ATA also has asked Ferro to release the full results of the agency’s study on using police reports to determine crash accountability. “FMCSA continues to use crashes that motor carriers did not cause nor could have prevented in measuring motor carrier safety performance,” Graves said.

Graves said that in an August 2010 letter to ATA, FMCSA acknowledged it was in the process of reviewing the findings of the feasibility study and offered to make them public upon completion of the review, but has yet to do so. “To better understand FMCSA’s reluctance to act, the public should see the results of the study the agency promised almost two years ago,” Graves said.

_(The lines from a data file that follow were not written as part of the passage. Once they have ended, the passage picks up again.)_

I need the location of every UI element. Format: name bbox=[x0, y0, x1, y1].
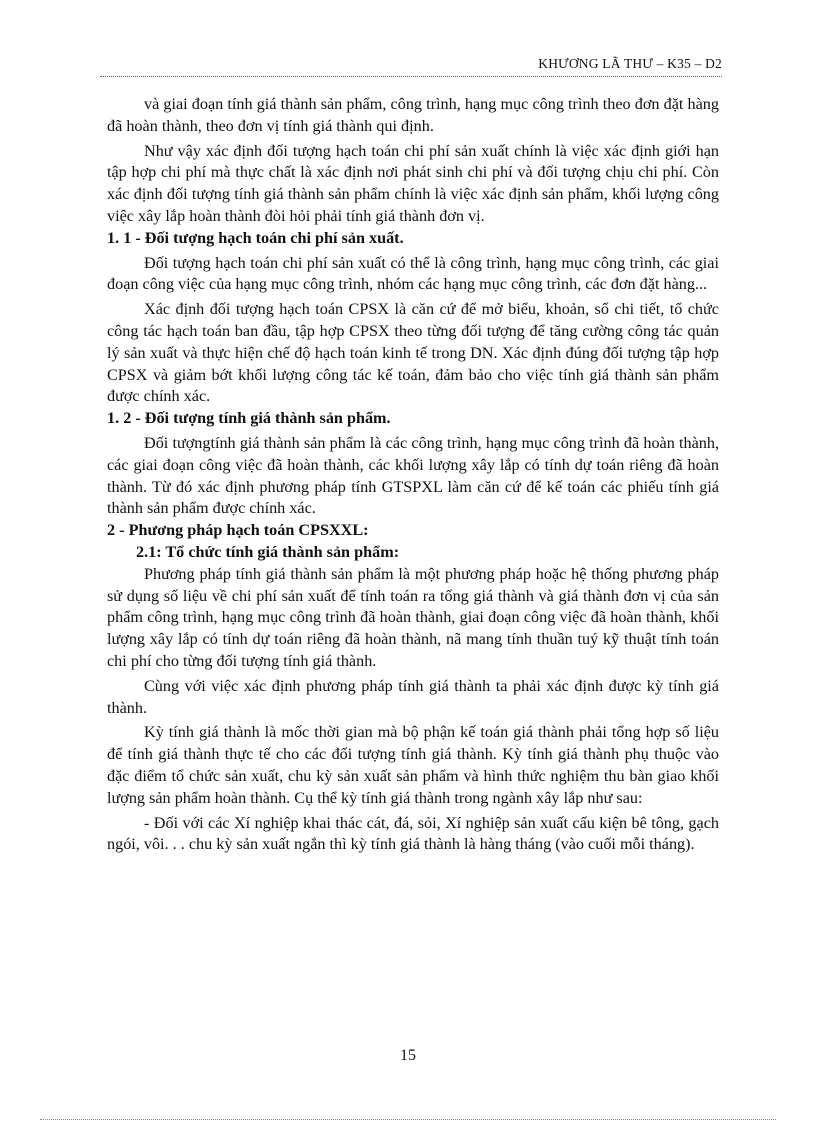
paragraph: Đối tượng hạch toán chi phí sản xuất có thể là công trình, hạng mục công trình, các giai đoạn công việc của hạng mục công trình, nhóm các hạng mục công trình, các đơn đặt hàng... bbox=[107, 253, 719, 294]
list-paragraph: - Đối với các Xí nghiệp khai thác cát, đá, sỏi, Xí nghiệp sản xuất cấu kiện bê tông, gạch ngói, vôi. . . chu kỳ sản xuất ngắn thì kỳ tính giá thành là hàng tháng (vào cuối mỗi tháng). bbox=[107, 813, 719, 854]
paragraph: Xác định đối tượng hạch toán CPSX là căn cứ để mở biểu, khoản, sổ chi tiết, tổ chức công tác hạch toán ban đầu, tập hợp CPSX theo từng đối tượng để tăng cường công tác quản lý sản xuất và thực hiện chế độ hạch toán kinh tế trong DN. Xác định đúng đối tượng tập hợp CPSX và giảm bớt khối lượng công tác kế toán, đảm bảo cho việc tính giá thành sản phẩm được chính xác. bbox=[107, 300, 719, 406]
footer-divider bbox=[40, 1119, 776, 1120]
running-header: KHƯƠNG LÃ THƯ – K35 – D2 bbox=[538, 56, 722, 71]
subsection-heading: 2.1: Tổ chức tính giá thành sản phẩm: bbox=[136, 542, 400, 561]
section-heading: 1. 2 - Đối tượng tính giá thành sản phẩm. bbox=[107, 409, 391, 428]
section-heading: 1. 1 - Đối tượng hạch toán chi phí sản xuất. bbox=[107, 228, 404, 247]
paragraph: Phương pháp tính giá thành sản phẩm là một phương pháp hoặc hệ thống phương pháp sử dụng số liệu về chi phí sản xuất để tính toán ra tổng giá thành và giá thành đơn vị của sản phẩm công trình, hạng mục công trình đã hoàn thành, giai đoạn công việc đã hoàn thành, khối lượng xây lắp có tính dự toán riêng đã hoàn thành, nã mang tính thuần tuý kỹ thuật tính toán chi phí cho từng đối tượng tính giá thành. bbox=[107, 564, 719, 670]
paragraph: Như vậy xác định đối tượng hạch toán chi phí sản xuất chính là việc xác định giới hạn tập hợp chi phí mà thực chất là xác định nơi phát sinh chi phí và đối tượng chịu chi phí. Còn xác định đối tượng tính giá thành sản phẩm chính là việc xác định sản phẩm, khối lượng công việc xây lắp hoàn thành đòi hỏi phải tính giá thành đơn vị. bbox=[107, 141, 719, 225]
paragraph: Kỳ tính giá thành là mốc thời gian mà bộ phận kế toán giá thành phải tổng hợp số liệu để tính giá thành thực tế cho các đối tượng tính giá thành. Kỳ tính giá thành phụ thuộc vào đặc điểm tổ chức sản xuất, chu kỳ sản xuất sản phẩm và hình thức nghiệm thu bàn giao khối lượng sản phẩm hoàn thành. Cụ thể kỳ tính giá thành trong ngành xây lắp như sau: bbox=[107, 723, 719, 807]
header-divider bbox=[100, 76, 722, 77]
paragraph: và giai đoạn tính giá thành sản phẩm, công trình, hạng mục công trình theo đơn đặt hàng đã hoàn thành, theo đơn vị tính giá thành qui định. bbox=[107, 95, 719, 135]
page-number: 15 bbox=[400, 1047, 416, 1064]
paragraph: Đối tượngtính giá thành sản phẩm là các công trình, hạng mục công trình đã hoàn thành, các giai đoạn công việc đã hoàn thành, các khối lượng xây lắp có tính dự toán riêng đã hoàn thành. Từ đó xác định phương pháp tính GTSPXL làm căn cứ để kế toán các phiếu tính giá thành sản phẩm được chính xác. bbox=[107, 433, 719, 518]
paragraph: Cùng với việc xác định phương pháp tính giá thành ta phải xác định được kỳ tính giá thành. bbox=[107, 676, 719, 717]
section-heading: 2 - Phương pháp hạch toán CPSXXL: bbox=[107, 521, 369, 540]
page-body bbox=[107, 94, 719, 856]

FMCSA Administrator Anne Ferro – updating attendees of the CCJ Spring Symposium in Birmingham, Ala., on the agency’s latest rulemakings – said the industry can be on the lookout for a Safety Fitness Determination proposal and perhaps a rulemaking in 2013.

The agency’s Safety Measurement System – the workload prioritization tool that helps FMCSA identify motor carriers for safety intervention – replaced SafeStat to determine which fleets should be eyeballed for roadside inspections and to provide fleets with better visibility. Under the Safety Fitness Determination, FMCSA could use that data to replace the onsite inspection process.

Ferro said fleet feedback from the CSA preview is critical. “Some in the industry are very concerned, and we need to know what those concerns are so that we can address them,” she told Symposium attendees.

Ferro estimated a current population of about 500,000 freight carriers and said that about 490,000 of those have no fatality numbers. “We have 200,000 carriers with sufficient data to analyze for all carriers, and 92 percent of all crashes are attributed to those carriers,” she said. “They represent 80 percent of the power units.”

Crash history is one of the stronger predictors of future crashes, said Ferro, discussing how FMCSA is addressing crash accountability in CSA’s Behavior Analysis Safety Improvement Categories. Ferro said the agency calls this process “crash weighting” – preventable vs. nonpreventable.

“We started to answer that question through police reports, but those vary from state to state,” she said. “Over the course of the 90-day filing period, the content may change. So our challenge is if we have the final final report?”

FMCSA on May 25 announced a 60-day extension of the time that motor carriers have to comment on proposed improvements to SMS. During the extended comment period that runs through July 30, FMCSA is conducting further outreach to carriers to encourage them to review how proposed enhancements will affect their SMS score and take action to correct potential safety problems before the changes are implemented.